How SeaGit gives every deployment a stable URL, keeps DNS records in sync automatically, and why your app URLs survive a cluster stop and start.

How DNS Works in SeaGit

Every deployment gets its own subdomain on the domain attached to its environment — for example my-feature.dev.example.com. You never have to create or update a DNS record by hand.

Three pieces work together:

  • Your domain — a hosted zone (Route 53, Cloudflare, or PowerDNS) that you attach to an environment.
  • The ingress controller — NGINX or the AWS Load Balancer Controller. It owns a load balancer that receives all traffic for the cluster.
  • external-dns — a controller running inside your cluster. It watches your ingresses and writes the matching DNS records, pointing them at whatever load balancer is currently live.

The important consequence: external-dns owns your records. If the underlying load balancer ever changes, external-dns notices and re-points your records at the new one. Your URLs do not change.

The One Rule: Never Hardcode the Load Balancer Hostname

⚠️ Point your DNS at your SeaGit domain — not at the raw AWS hostname

The *.elb.amazonaws.com hostname is an internal implementation detail. It can and does change — for example when a stopped cluster is started again. Anything pointed directly at it will break.

If you want to serve your app on a domain you manage yourself, create a CNAME to your SeaGit deployment URL:

# ✅ Correct — CNAME to your SeaGit URL (stable forever)
www.mycompany.com.   CNAME   my-app.prod.example.com.

# ❌ Wrong — CNAME to the load balancer (changes on stop/start)
www.mycompany.com.   CNAME   k8s-default-abc123-...elb.amazonaws.com.

The SeaGit URL is stable for the life of the deployment. The load balancer behind it is not.
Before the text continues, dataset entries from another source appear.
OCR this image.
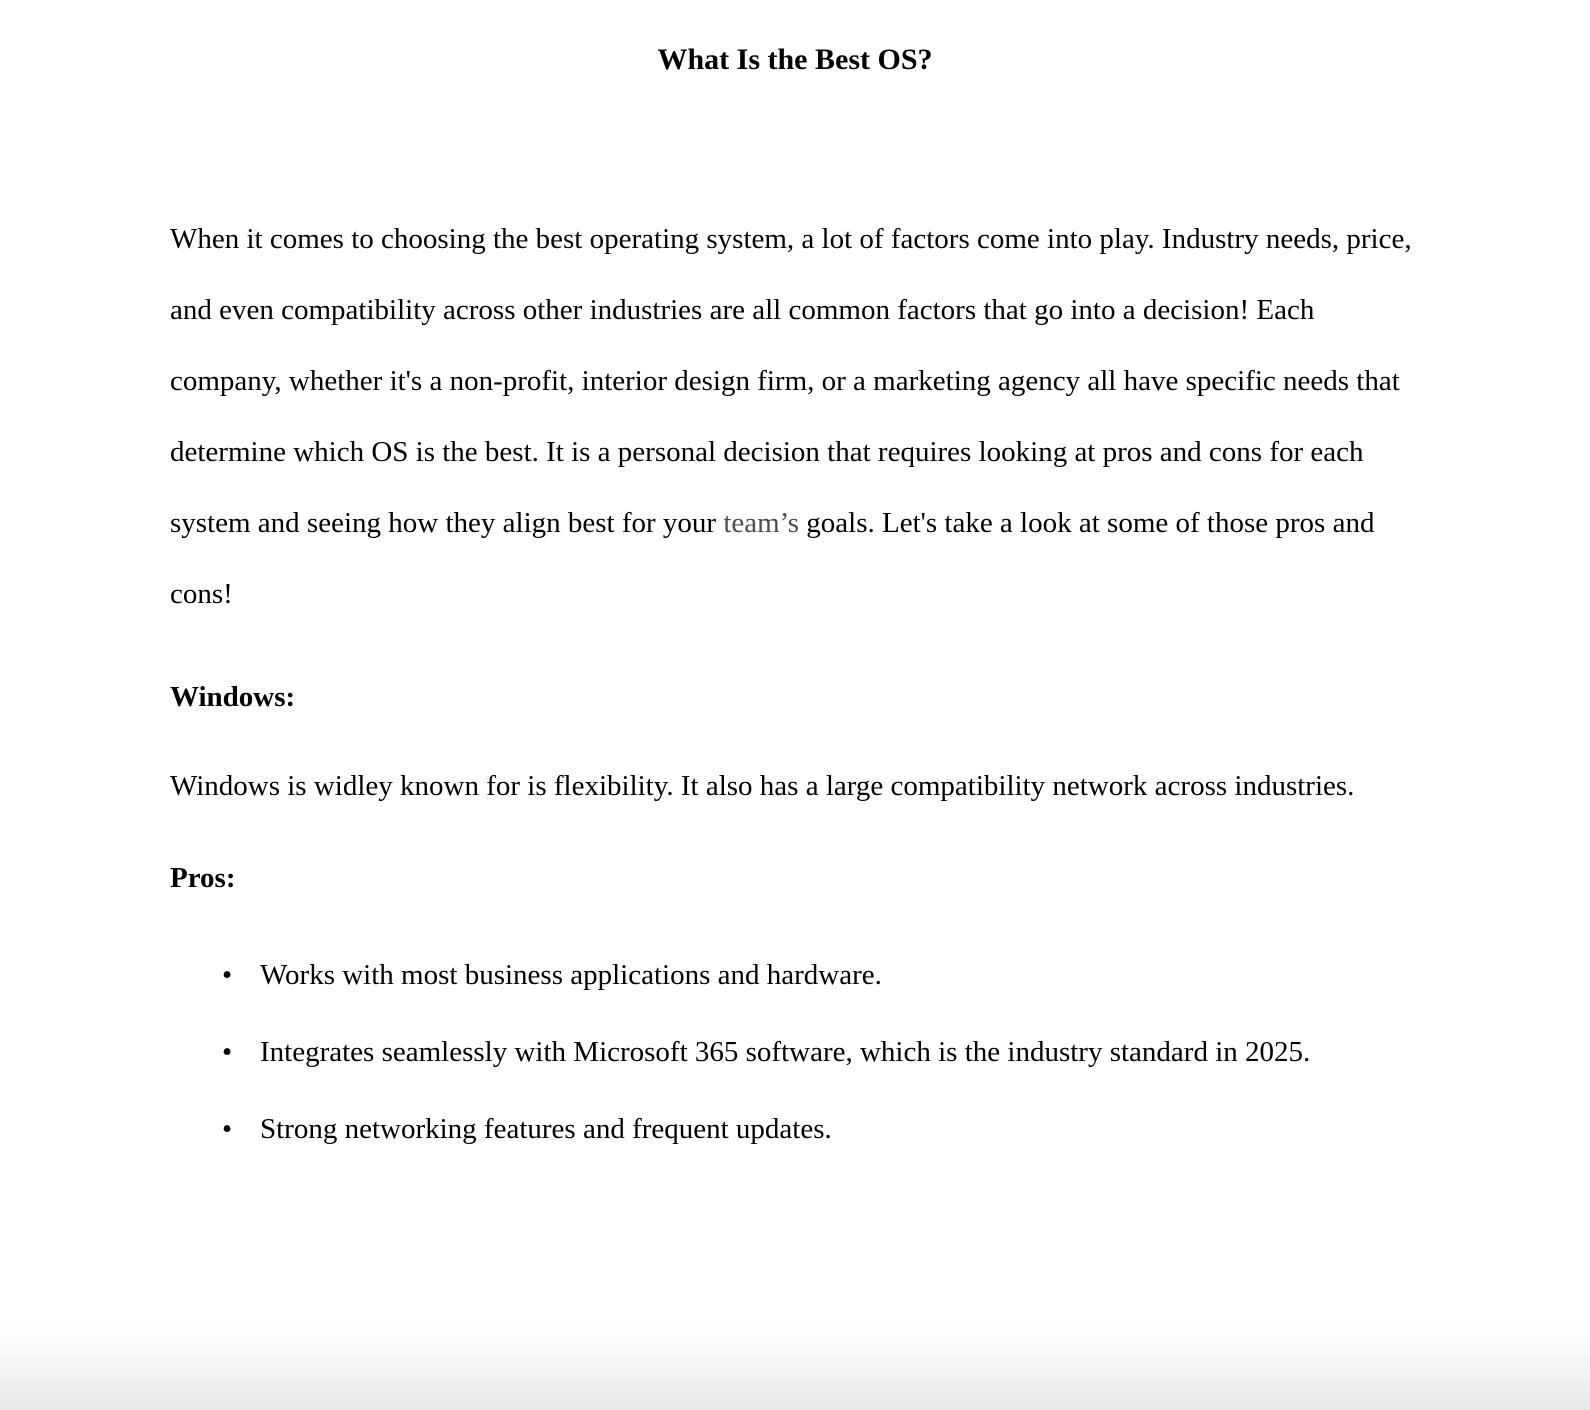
What Is the Best OS?

When it comes to choosing the best operating system, a lot of factors come into play. Industry needs, price, and even compatibility across other industries are all common factors that go into a decision! Each company, whether it's a non-profit, interior design firm, or a marketing agency all have specific needs that determine which OS is the best. It is a personal decision that requires looking at pros and cons for each system and seeing how they align best for your team’s goals. Let's take a look at some of those pros and cons!

Windows:

Windows is widley known for is flexibility. It also has a large compatibility network across industries.

Pros:
• Works with most business applications and hardware.
• Integrates seamlessly with Microsoft 365 software, which is the industry standard in 2025.
• Strong networking features and frequent updates.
Stopping & Starting a Cluster

Development clusters are commonly stopped outside working hours to cut costs — usually on a schedule, via Action Rules. Here is exactly what happens to your networking when they do.

When a cluster stops

SCALED TO 0Every node group scales to zero. Your workloads stop running.
RELEASEDThe cluster's load balancers are released, so a stopped cluster does not keep billing you for idle load balancers.
PRESERVEDCluster configuration, node group definitions, domains, DNS records, TLS certificates and persistent volumes are all kept.

When a cluster starts again

  1. Node groups scale back up to their configured size.
  2. The ingress controller comes back and rebuilds the load balancer automatically. The new load balancer has a different AWS hostname.
  3. external-dns detects the new load balancer and re-points your DNS records at it.
  4. Your app URLs — my-app.dev.example.com — are unchanged and start serving again.
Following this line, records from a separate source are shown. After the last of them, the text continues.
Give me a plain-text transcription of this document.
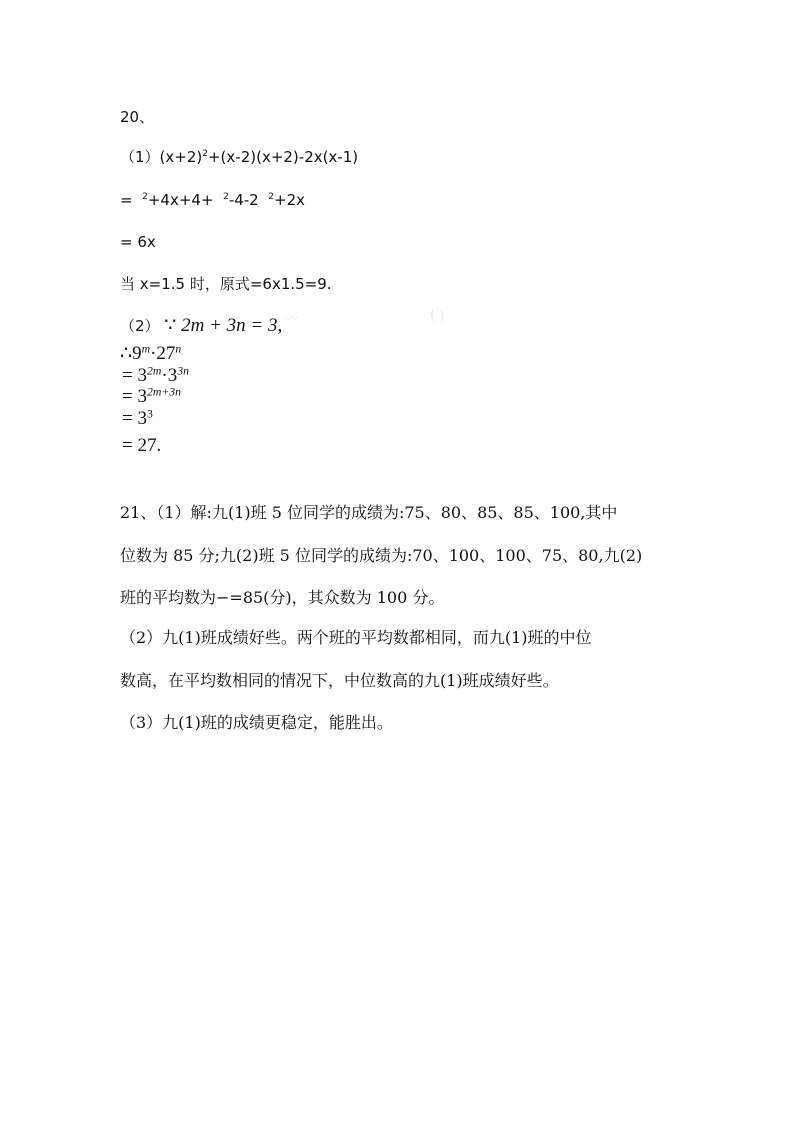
20、
$(1)(x+2)^2+(x-2)(x+2)-2x(x-1)$
= $^2$+4x+4+ $^2$-4-2 $^2$+2x
= 6x
当 x=1.5 时，原式=6x1.5=9.
（2） ∵ 2m + 3n = 3,
$\therefore 9^m\cdot 27^n$
= $3^{2m}\cdot 3^{3n}$
= $3^{2m+3n}$
= $3^3$
= 27.
〰	( )
21、（1）解:九(1)班 5 位同学的成绩为:75、80、85、85、100,其中
位数为 85 分;九(2)班 5 位同学的成绩为:70、100、100、75、80,九(2)
班的平均数为−=85(分)，其众数为 100 分。
（2）九(1)班成绩好些。两个班的平均数都相同，而九(1)班的中位
数高，在平均数相同的情况下，中位数高的九(1)班成绩好些。
（3）九(1)班的成绩更稳定，能胜出。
Rebuilding a load balancer takes a few minutes, so give a freshly started cluster a little time before its URLs answer. Nothing is required from you: no DNS edits, no redeploys.
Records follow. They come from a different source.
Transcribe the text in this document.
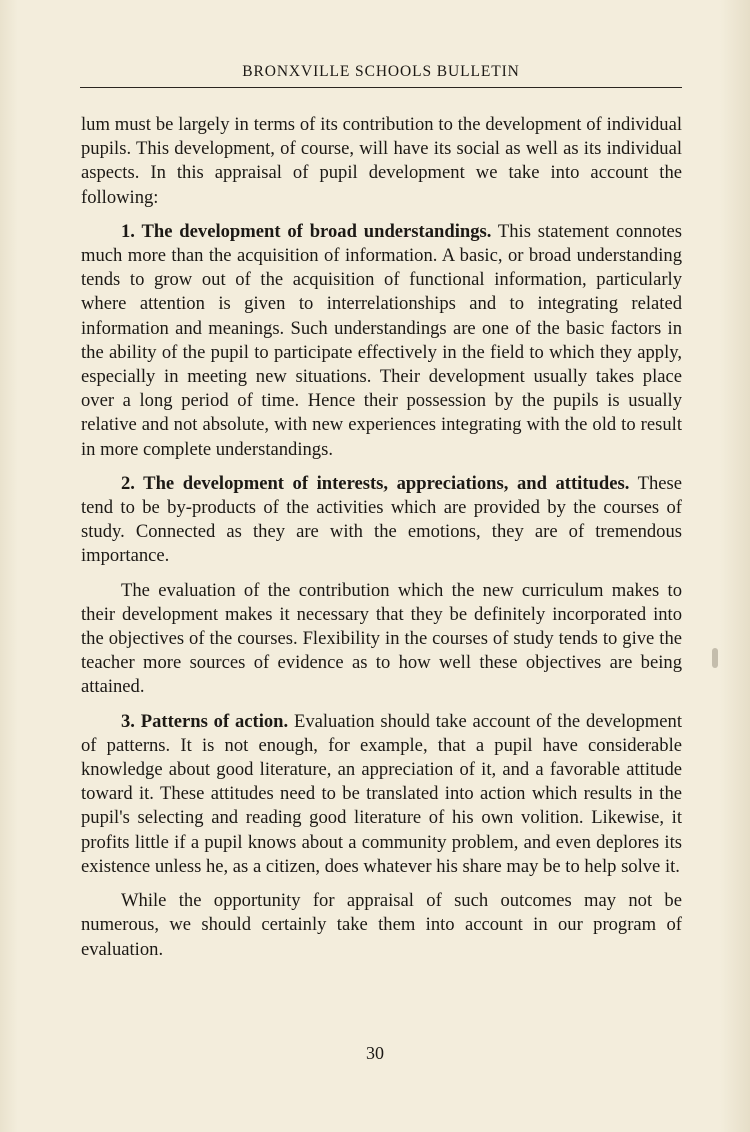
BRONXVILLE SCHOOLS BULLETIN

lum must be largely in terms of its contribution to the development of individual pupils. This development, of course, will have its social as well as its individual aspects. In this appraisal of pupil development we take into account the following:

1. The development of broad understandings. This statement connotes much more than the acquisition of information. A basic, or broad understanding tends to grow out of the acquisition of functional information, particularly where attention is given to interrelationships and to integrating related information and meanings. Such understandings are one of the basic factors in the ability of the pupil to participate effectively in the field to which they apply, especially in meeting new situations. Their development usually takes place over a long period of time. Hence their possession by the pupils is usually relative and not absolute, with new experiences integrating with the old to result in more complete understandings.

2. The development of interests, appreciations, and attitudes. These tend to be by-products of the activities which are provided by the courses of study. Connected as they are with the emotions, they are of tremendous importance.

The evaluation of the contribution which the new curriculum makes to their development makes it necessary that they be definitely incorporated into the objectives of the courses. Flexibility in the courses of study tends to give the teacher more sources of evidence as to how well these objectives are being attained.

3. Patterns of action. Evaluation should take account of the development of patterns. It is not enough, for example, that a pupil have considerable knowledge about good literature, an appreciation of it, and a favorable attitude toward it. These attitudes need to be translated into action which results in the pupil's selecting and reading good literature of his own volition. Likewise, it profits little if a pupil knows about a community problem, and even deplores its existence unless he, as a citizen, does whatever his share may be to help solve it.

While the opportunity for appraisal of such outcomes may not be numerous, we should certainly take them into account in our program of evaluation.

30
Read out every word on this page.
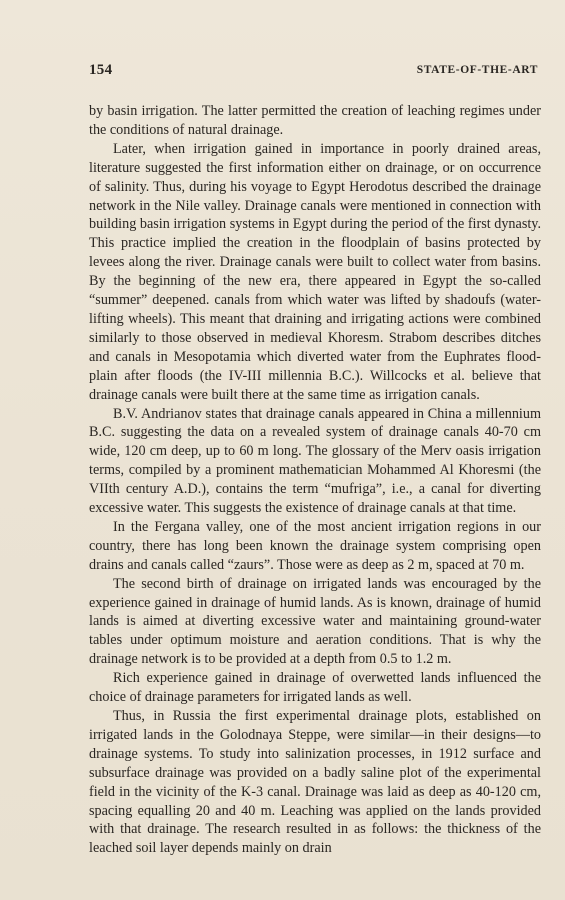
154	STATE-OF-THE-ART

by basin irrigation. The latter permitted the creation of leaching regimes under the conditions of natural drainage.

Later, when irrigation gained in importance in poorly drained areas, literature suggested the first information either on drainage, or on occurrence of salinity. Thus, during his voyage to Egypt Herodotus described the drainage network in the Nile valley. Drainage canals were mentioned in connection with building basin irrigation systems in Egypt during the period of the first dynasty. This practice implied the creation in the floodplain of basins protected by levees along the river. Drainage canals were built to collect water from basins. By the beginning of the new era, there appeared in Egypt the so-called “summer” deepened. canals from which water was lifted by shadoufs (water-lifting wheels). This meant that draining and irrigating actions were combined similarly to those observed in medieval Khoresm. Strabom describes ditches and canals in Mesopotamia which diverted water from the Euphrates flood-plain after floods (the IV-III millennia B.C.). Willcocks et al. believe that drainage canals were built there at the same time as irrigation canals.

B.V. Andrianov states that drainage canals appeared in China a millennium B.C. suggesting the data on a revealed system of drainage canals 40-70 cm wide, 120 cm deep, up to 60 m long. The glossary of the Merv oasis irrigation terms, compiled by a prominent mathematician Mohammed Al Khoresmi (the VIIth century A.D.), contains the term “mufriga”, i.e., a canal for diverting excessive water. This suggests the existence of drainage canals at that time.

In the Fergana valley, one of the most ancient irrigation regions in our country, there has long been known the drainage system comprising open drains and canals called “zaurs”. Those were as deep as 2 m, spaced at 70 m.

The second birth of drainage on irrigated lands was encouraged by the experience gained in drainage of humid lands. As is known, drainage of humid lands is aimed at diverting excessive water and maintaining ground-water tables under optimum moisture and aeration conditions. That is why the drainage network is to be provided at a depth from 0.5 to 1.2 m.

Rich experience gained in drainage of overwetted lands influenced the choice of drainage parameters for irrigated lands as well.

Thus, in Russia the first experimental drainage plots, established on irrigated lands in the Golodnaya Steppe, were similar—in their designs—to drainage systems. To study into salinization processes, in 1912 surface and subsurface drainage was provided on a badly saline plot of the experimental field in the vicinity of the K-3 canal. Drainage was laid as deep as 40-120 cm, spacing equalling 20 and 40 m. Leaching was applied on the lands provided with that drainage. The research resulted in as follows: the thickness of the leached soil layer depends mainly on drain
💡 Why the load balancer is released at all

A load balancer bills by the hour whether or not anything is behind it. Leaving one running in front of a cluster with zero nodes is pure waste — it can only return errors. Releasing it is what makes a stopped dev cluster genuinely cheap. Because external-dns owns your records, this is invisible in day-to-day use.

What a Stopped Cluster Still Costs

Stopping a cluster removes the large, variable costs. A few fixed costs remain because the cluster still exists:

  • Removed: all EC2 node costs, and the cluster's load balancers.
  • Still billed: the managed Kubernetes control plane, the NAT gateway, and any persistent volumes holding your data.

To remove those too, terminate the cluster instead of stopping it — but note that a terminated cluster cannot be started again.

Troubleshooting

My app URL doesn't resolve right after starting a cluster

Expected for the first few minutes. The load balancer is still being rebuilt, and external-dns updates your records once it is ready. If it persists well beyond that, check that the external-dns and ingress add-ons are installed and healthy on the cluster.

My custom domain broke after a stop/start

Almost always because it was CNAME'd directly at the old load balancer hostname. Re-point it at your SeaGit deployment URL instead — see the rule above. That survives every future stop/start.

My TLS certificate

Certificates are issued and renewed by cert-manager and are unaffected by a stop/start cycle. See Certificates & TLS.